Figure 1. Summary of the broad impact prenatal cannabinoid exposure can have on fetal development. Multiple fetal systems can be impacted by prenatal cannabinoid exposure, including but not limited to abdominal wall, uronephrological, epigenetic, neurological, and cardiac. Figure created with BioRender.com.

During the COVID-19 pandemic, the prevalence of cannabinoid use increased among people of reproductive age, due, in part, to elevated anxiety and stress levels. Specifically, due to COVID-related stressors (e.g., loneliness-induced mental health crises, unemployment, the responsibility of homeschooling added to parental childcare, neglected prenatal care, and fear of being infected with the coronavirus), there was a significant increase in the rates of urinalysis-confirmed prenatal cannabis use among pregnant individuals in Northern California. The increased prevalence of prenatal cannabis use coincided with the dramatic increase in sale of cannabis in California at that time, as cannabis dispensaries were deemed to be essential businesses (40, 41), and identified three primary reasons why individuals use cannabinoids during pregnancy and lactation: (1) escapism or sensation seeking for pleasure, (2) management of chronic disease or amelioration of pregnancy-related symptoms, and (3) as a mechanism for coping with the vicissitudes of life. The authors concluded that the divergent reasons for pre-conceptional cannabinoid use and use during pregnancy and lactation highlights the participants' perceptions of the benefits and safety profile of cannabinoids and may be an effort to justify their usage as therapeutic to overcome the perceived stigma of perinatal drug use (41).

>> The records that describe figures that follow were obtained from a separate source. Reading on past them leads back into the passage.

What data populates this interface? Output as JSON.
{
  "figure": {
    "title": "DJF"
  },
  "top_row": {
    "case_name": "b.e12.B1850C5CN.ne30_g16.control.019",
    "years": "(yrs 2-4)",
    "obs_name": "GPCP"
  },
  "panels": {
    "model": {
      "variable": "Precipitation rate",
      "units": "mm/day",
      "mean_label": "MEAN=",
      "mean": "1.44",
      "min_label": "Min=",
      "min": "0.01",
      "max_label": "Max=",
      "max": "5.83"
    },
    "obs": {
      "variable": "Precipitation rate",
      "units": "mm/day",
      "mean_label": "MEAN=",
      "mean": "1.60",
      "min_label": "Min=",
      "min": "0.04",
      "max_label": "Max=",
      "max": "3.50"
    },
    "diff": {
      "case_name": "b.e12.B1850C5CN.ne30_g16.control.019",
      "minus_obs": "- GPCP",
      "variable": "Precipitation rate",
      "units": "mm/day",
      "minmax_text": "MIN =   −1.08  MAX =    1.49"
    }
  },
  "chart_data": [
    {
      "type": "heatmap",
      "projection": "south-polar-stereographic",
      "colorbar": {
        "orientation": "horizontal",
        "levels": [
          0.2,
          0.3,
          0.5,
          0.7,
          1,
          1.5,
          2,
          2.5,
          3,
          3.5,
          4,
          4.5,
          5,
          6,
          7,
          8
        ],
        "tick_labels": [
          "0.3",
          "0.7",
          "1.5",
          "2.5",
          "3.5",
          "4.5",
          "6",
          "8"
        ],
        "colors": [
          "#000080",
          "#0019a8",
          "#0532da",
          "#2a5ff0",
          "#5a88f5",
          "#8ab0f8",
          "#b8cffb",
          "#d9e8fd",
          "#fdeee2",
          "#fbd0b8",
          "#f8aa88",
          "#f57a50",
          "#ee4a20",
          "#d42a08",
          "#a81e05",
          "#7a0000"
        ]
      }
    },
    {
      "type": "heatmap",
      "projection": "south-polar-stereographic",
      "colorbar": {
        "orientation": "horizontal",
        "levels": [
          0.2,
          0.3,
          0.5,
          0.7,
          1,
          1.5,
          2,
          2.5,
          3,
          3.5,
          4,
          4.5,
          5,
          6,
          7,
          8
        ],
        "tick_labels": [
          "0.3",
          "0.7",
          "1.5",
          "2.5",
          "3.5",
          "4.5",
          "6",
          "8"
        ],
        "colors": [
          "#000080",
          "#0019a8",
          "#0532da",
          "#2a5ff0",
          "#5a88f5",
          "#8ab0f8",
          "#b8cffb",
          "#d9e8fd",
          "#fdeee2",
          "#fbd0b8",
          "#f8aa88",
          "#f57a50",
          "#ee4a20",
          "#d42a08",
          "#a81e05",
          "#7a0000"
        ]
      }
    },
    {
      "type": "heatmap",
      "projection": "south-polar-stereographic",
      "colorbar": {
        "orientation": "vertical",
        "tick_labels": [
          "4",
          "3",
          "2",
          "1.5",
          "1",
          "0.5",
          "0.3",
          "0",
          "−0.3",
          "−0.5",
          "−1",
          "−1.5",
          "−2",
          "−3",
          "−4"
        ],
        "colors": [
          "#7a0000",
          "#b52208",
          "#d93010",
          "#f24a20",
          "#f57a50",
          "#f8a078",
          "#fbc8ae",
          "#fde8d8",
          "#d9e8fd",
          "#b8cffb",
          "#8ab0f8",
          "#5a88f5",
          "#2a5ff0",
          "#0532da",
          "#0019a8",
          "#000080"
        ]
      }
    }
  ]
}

Epigenetics and exogenous cannabinoids

What effects do exogenous cannabinoids have on the developing fetus and through what mechanism are these effects potentially transmitted to subsequent generations?

The quote, “If DNA is thought of as the cells’ bioinformatic ‘hardware’ then the epigenome can be considered its programming ’software’” (42) is apropos. Epigenetics is the study of how heritable alterations of DNA can modify gene expression and alter the phenotype without altering the nucleotide sequence (43). Epigenetic modifications play a crucial role in guaranteeing that cells commit to a specific mitotically and meiotically inheritable phenotype and maintain the stability of the genome. The epigenetic mark-induced silencing of centromeres, telomeres, and transposons ensures that the spindle microtubules correctly connect to centromeres, decreases the incidence of recombination between repetitive sequences, and prevents translocation of transposons, which can result in mutations (43). These epigenetic modifications are thought to be the ideal candidates for the molecular mechanism by which environmental stimuli can be translated into heritable alterations of the DNA or chromatin structure. That is, epigenetic modifications are how extended perinatal (i.e., from early gestational through breastfeeding 20) cannabinoid exposure could lead to lasting effects, some of which can be transmitted to successive generations.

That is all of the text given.